7 Indonesia dan implementasinya sampai pemerintahan Presiden Megawati SoekarnoPutri. 3. Keaslian penelitian Penulis telah mengetahui bahwa banyak artikel, karya ilmiah dan tulisan dalam bentuk-bentuk lain yang membahas tentang kajian tentang peraturan perundang-undangan tentang korupsi di Indonesia, antara lain : a). Frans Hendra Winarta, Peradilan Korupsi, Kepribadian Bangsa, dan Masa Depan Indonesia. September 2004. b). M Hadi Shubhan, Dissenting Opinion Putusan Akbar, 2004 c). AM Asrun, Vonis Bebas Akbar Tandjung Antitesis Pemberantasan Korupsi. 2004, serta masih banyak lagi, tetapi dalam hal ini yang membedakan dengan adalah kajian dalam tesis ini yaitu mengenai kajian sejarah hukum peraturan perundang-undangan pemberantasan tindak pidana korupsi di Indonesia. 4. Manfaat penelitian a. Secara teoritis hasil penelitian ini diharapkan dapat memberikan sumbangan pemikiran bagi proses pemberantasan tindak pidana korupsi yang ada di Indonesia melalui kajian sejarah hukum perundang-undangan tentang korupsi. b. Secara praktis hasil penelitian ini diharapkan dapat memberikan sumbangan pemikiran bagi aparat penegak hukum dalam melaksanakan pemberantasan tindak pidana korupsi di masyarakat.

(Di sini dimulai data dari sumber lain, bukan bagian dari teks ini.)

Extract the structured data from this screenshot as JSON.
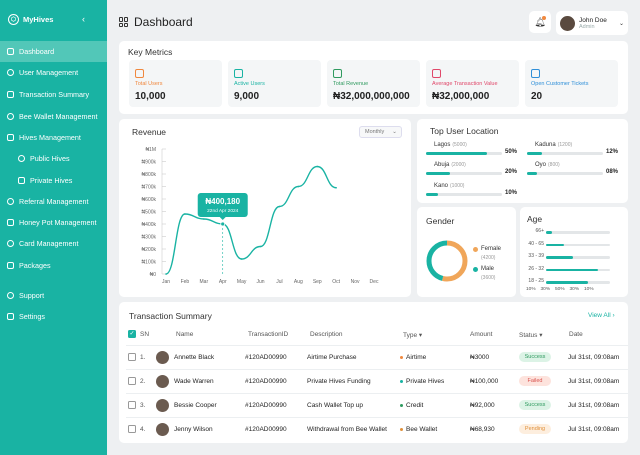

8 B. Tujuan penelitian 1. Untuk mengetahui dan mengevaluasi perkembangan sejarah hukum terhadap unsur, pengertian, dan perundang-undangan tentang korupsi yang terjadi di Indonesia. 2. Untuk mengetahui dan mengevaluasi implementasi peraturan perundangundangan pemberantasan tindak pidana korupsi di Indonesia. C. Kerangka penulisan Bab I Pendahuluan Menguraikan tentang latar belakang permasalahan, rumusan masalah, tujuan penelitian, manfaat penelitian, keaslian penelitian dan sitematika penulisan Bab II Tinjauan Pustaka Menguraikan tentang pengertian korupsi dilihat dari unsur-unsurnya yang mengalami perkembangan yang semakin kompleks, kemudian dilihat dan dianalisis secara singkat perkembangan-perkembangan tersebut. Bab III Metodologi Penelitian Hukum Menguraikan tentang penelitian normatif yang dilakukan dengan menggunakan pendekatan sejarah hukum, kemudian bahan hukum hukum yang dipergunakan yaitu bahan hukum primer, sekunder, maupun tersier. Proses analisis bahan-bahan hukum yang terdiri dari bahan hukum primer, bahan hukum sekunder dan bahan hukum tersier, yaitu dengan melakukan

9 deskripsi terhadap peraturan perundang-undangan yang berkaitan dengan tindak pidana korupsi Bab IV HASIL PENELITIAN DAN PEMBAHASAN Pertama menguraikan tentang dasar hukum pemberantasan korupsi di Indonesia, kemudian dilakukan sistematisasi dan sinkronisasi. Kedua, menguraikan tentang sejarah peraturan perundang-undangan tentang korupsi di Indonesia dilihat dari masa pemerintahan yang diawali oleh masa pemerintahan Presiden Soekarno (1945-1966) sampai dengan masa pemerintahan Presiden Megawati Soekarno Putri (2001-2004) Ketiga, menguraikan kemudian menganalisis perubahan-perubahan yang terdapat dalam peraturan perundang-undangan tentang korupsi Keempat, Implementasi peraturan perundang-undangan pemberantasan tindak pidana korupsi terhadap kasus-kasus korupsi yang terjadi di Indonesia. BAB IV KESIMPULAN DAN SARAN Menguraikan tentang kesimpulan yang merupakan jawaban terhadap rumusan permasalahan yang ada dan saran-saran yang diajukan oleh penulis terhadap hasil penulisan.